Buon senso, no? No: proprio no. Perché la legge non serve a "insegnare". La legge non serve a inoculare "valori". La legge non serve a "educare". Quanto meno se parliamo della legge di uno Stato laico: che cessa di essere tale non solo se mette in legge Dio-Patria-Famiglia ma, identicamente, se sacralizza il verbo LGBTQIA. Potremmo anche dimenticarci del fatto che il presidio di tutela contro la violenza omotransfobica precipita poi nella solita ricetta repressiva, multa e galera, e che un "insegnamento" a suon di manette e processi penali non è esattamente quel che ci si aspetta da un ordinamento liberale. Ma è proprio il presupposto, a non convincere: e cioè, appunto, che sia compito della legge far dottrina valoriale su come è bene pensarla a proposito di quelle faccende. 

 

Leggiamo a destra e a manca - perché l'errore percorre in un senso e nell'altro gli schieramenti- che deprivata del suo intento moraleggiante la legge sarebbe svuotata di senso, perché qui si tratta di insegnare a vecchi, adulti e bambini che occorre celebrare la Giornata contro l'omotransfobia e per il diritto all'identità di genere, e per farglielo capire bene stabiliamo che le amministrazioni pubbliche e le scuole "provvedono" alla bisogna.
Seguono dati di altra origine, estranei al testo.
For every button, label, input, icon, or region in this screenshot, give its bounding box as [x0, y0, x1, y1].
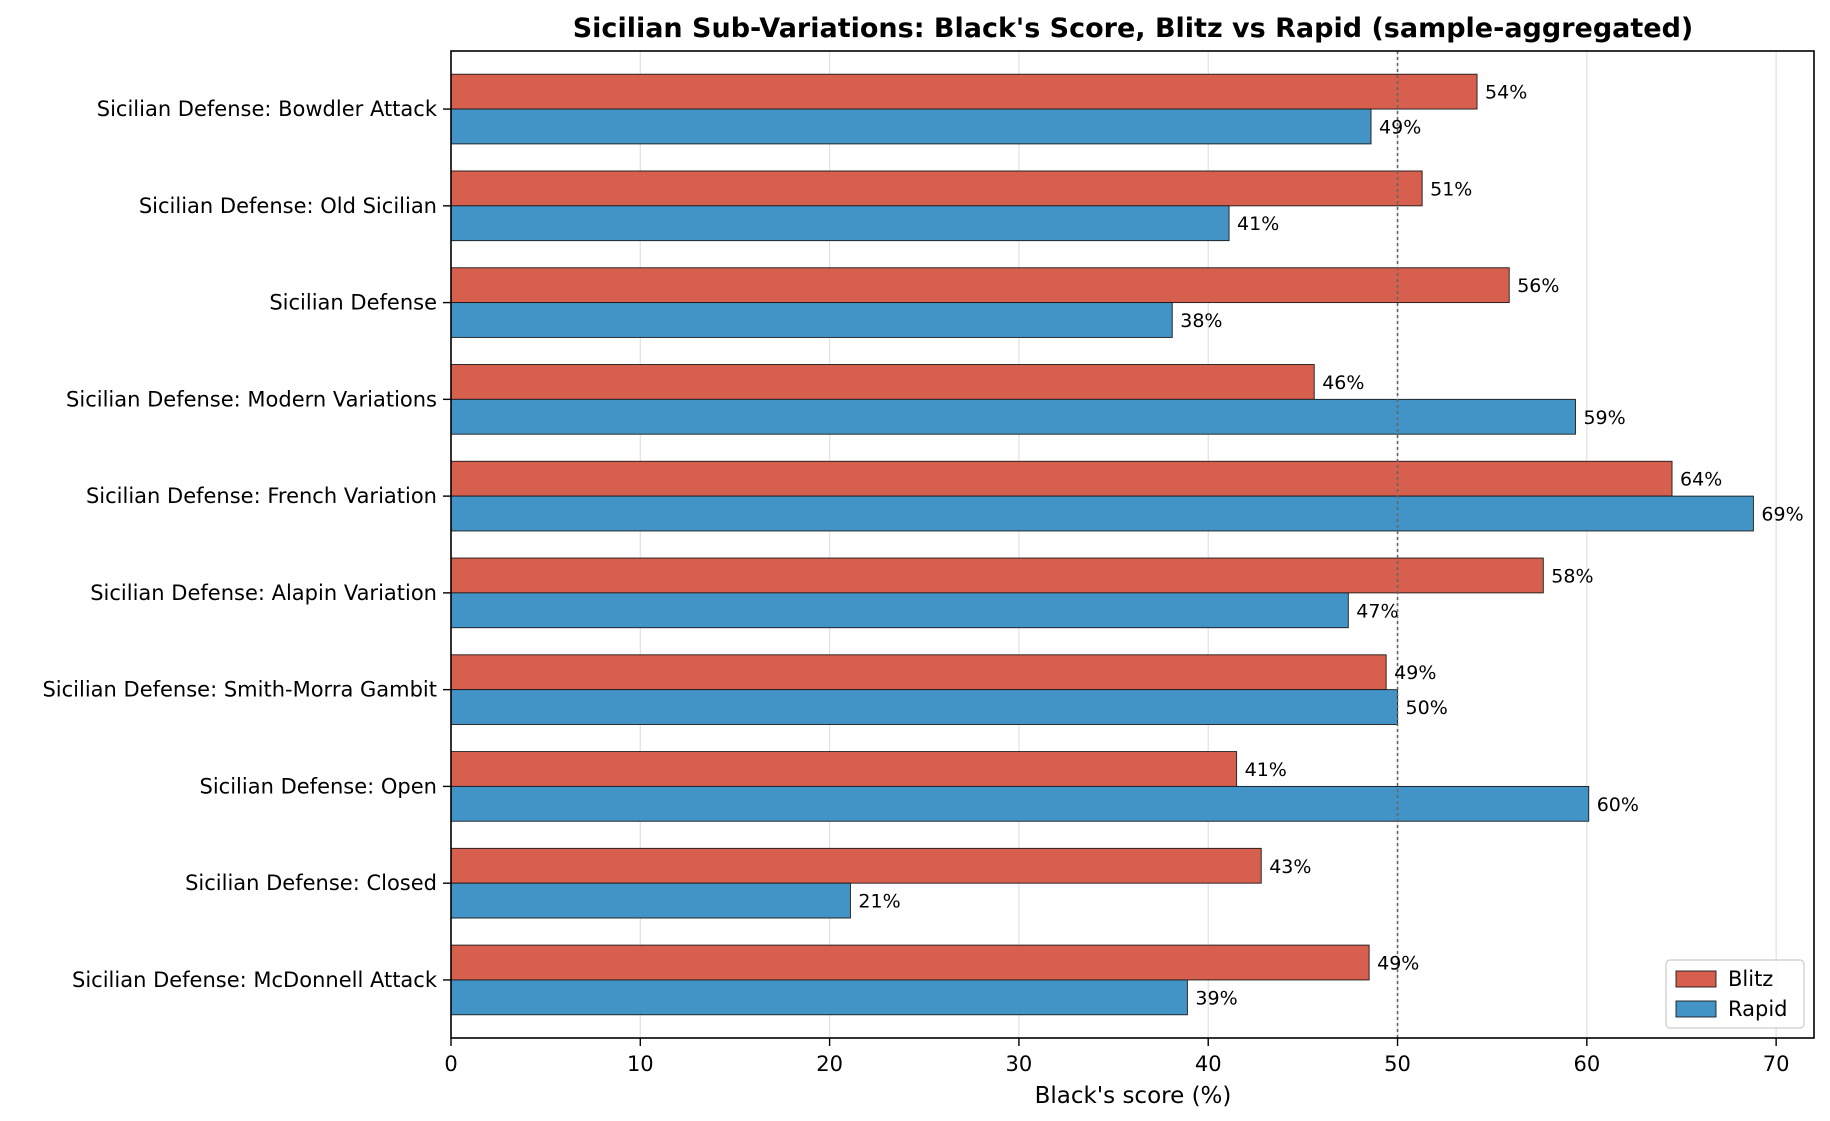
value-label: 43% [1269, 856, 1311, 878]
x-tick-label: 10 [627, 1052, 654, 1076]
bar-blitz [450, 944, 1370, 981]
value-label: 64% [1680, 469, 1722, 491]
category-label: Sicilian Defense: Closed [185, 871, 437, 895]
value-label: 59% [1583, 407, 1625, 429]
plot-frame [450, 50, 1815, 1039]
legend-swatch-rapid [1675, 1000, 1717, 1018]
value-label: 56% [1517, 275, 1559, 297]
legend-swatch-blitz [1675, 970, 1717, 988]
bar-rapid [450, 882, 851, 919]
value-label: 58% [1551, 565, 1593, 587]
value-label: 41% [1245, 759, 1287, 781]
bar-rapid [450, 302, 1173, 338]
category-label: Sicilian Defense: McDonnell Attack [72, 968, 438, 992]
x-tick-label: 20 [816, 1052, 843, 1076]
category-label: Sicilian Defense: Modern Variations [66, 387, 437, 411]
bar-blitz [450, 847, 1262, 884]
x-axis-label: Black's score (%) [1035, 1083, 1232, 1109]
bar-rapid [450, 495, 1754, 532]
legend: Blitz Rapid [1665, 959, 1805, 1029]
bar-blitz [450, 267, 1510, 304]
value-label: 49% [1394, 662, 1436, 684]
bars [450, 73, 1754, 1016]
x-tick-label: 50 [1384, 1052, 1411, 1076]
x-tick-label: 60 [1573, 1052, 1600, 1076]
value-label: 51% [1430, 178, 1472, 200]
category-label: Sicilian Defense: Old Sicilian [139, 194, 437, 218]
chart-title: Sicilian Sub-Variations: Black's Score, … [573, 13, 1694, 44]
x-tick-label: 40 [1195, 1052, 1222, 1076]
value-label: 49% [1379, 116, 1421, 138]
bar-rapid [450, 689, 1398, 725]
bar-blitz [450, 654, 1387, 691]
bar-rapid [450, 785, 1590, 822]
legend-label-blitz: Blitz [1728, 967, 1773, 991]
category-label: Sicilian Defense: French Variation [86, 484, 437, 508]
category-label: Sicilian Defense [269, 291, 437, 315]
bar-blitz [450, 557, 1544, 594]
value-label: 38% [1180, 310, 1222, 332]
value-labels: 54% 49% 51% 41% 56% 38% 46% 59% 64% 69% 58% 47% 49% 5… [858, 82, 1803, 1010]
x-tick-label: 30 [1006, 1052, 1033, 1076]
value-label: 49% [1377, 953, 1419, 975]
x-tick-label: 70 [1763, 1052, 1790, 1076]
category-label: Sicilian Defense: Bowdler Attack [97, 97, 438, 121]
bar-rapid [450, 592, 1349, 629]
bar-blitz [450, 460, 1673, 497]
value-label: 50% [1406, 697, 1448, 719]
value-label: 60% [1597, 794, 1639, 816]
bar-blitz [450, 73, 1478, 110]
value-label: 47% [1356, 600, 1398, 622]
value-label: 39% [1195, 987, 1237, 1009]
y-axis: Sicilian Defense: Bowdler Attack Sicilian… [42, 97, 451, 992]
bar-rapid [450, 205, 1230, 242]
bar-blitz [450, 364, 1315, 400]
category-label: Sicilian Defense: Alapin Variation [90, 581, 437, 605]
value-label: 69% [1761, 504, 1803, 526]
value-label: 54% [1485, 82, 1527, 104]
bar-rapid [450, 108, 1372, 145]
value-label: 46% [1322, 372, 1364, 394]
bar-blitz [450, 751, 1238, 787]
bar-rapid [450, 398, 1576, 435]
legend-label-rapid: Rapid [1728, 997, 1788, 1021]
x-axis: 0 10 20 30 40 50 60 70 [444, 1038, 1790, 1076]
bar-blitz [450, 170, 1423, 207]
x-tick-label: 0 [444, 1052, 457, 1076]
value-label: 41% [1237, 213, 1279, 235]
bar-rapid [450, 979, 1188, 1016]
value-label: 21% [858, 891, 900, 913]
category-label: Sicilian Defense: Smith-Morra Gambit [42, 678, 437, 702]
category-label: Sicilian Defense: Open [200, 774, 437, 798]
Con l'effetto, immaginiamo, che le scuole e le amministrazioni pubbliche, per adempiere opportunamente al proprio compito, dovranno essere provviste di idonei moduli protocollari, con insegnanti e funzionari pubblici debitamente formati sull'identità di genere e sulle virtù del processo penale che la garantisce. 

E non c'è verso di farlo capire, ma questo dimostra c'è qualcosa di peggio, in questa legge, della sua abbondante parte difettosa: e il peggio è la parte apparentemente buona e pretesamente innocua, quella che dopotutto non fa male a nessuno perché vuol "solo" educare.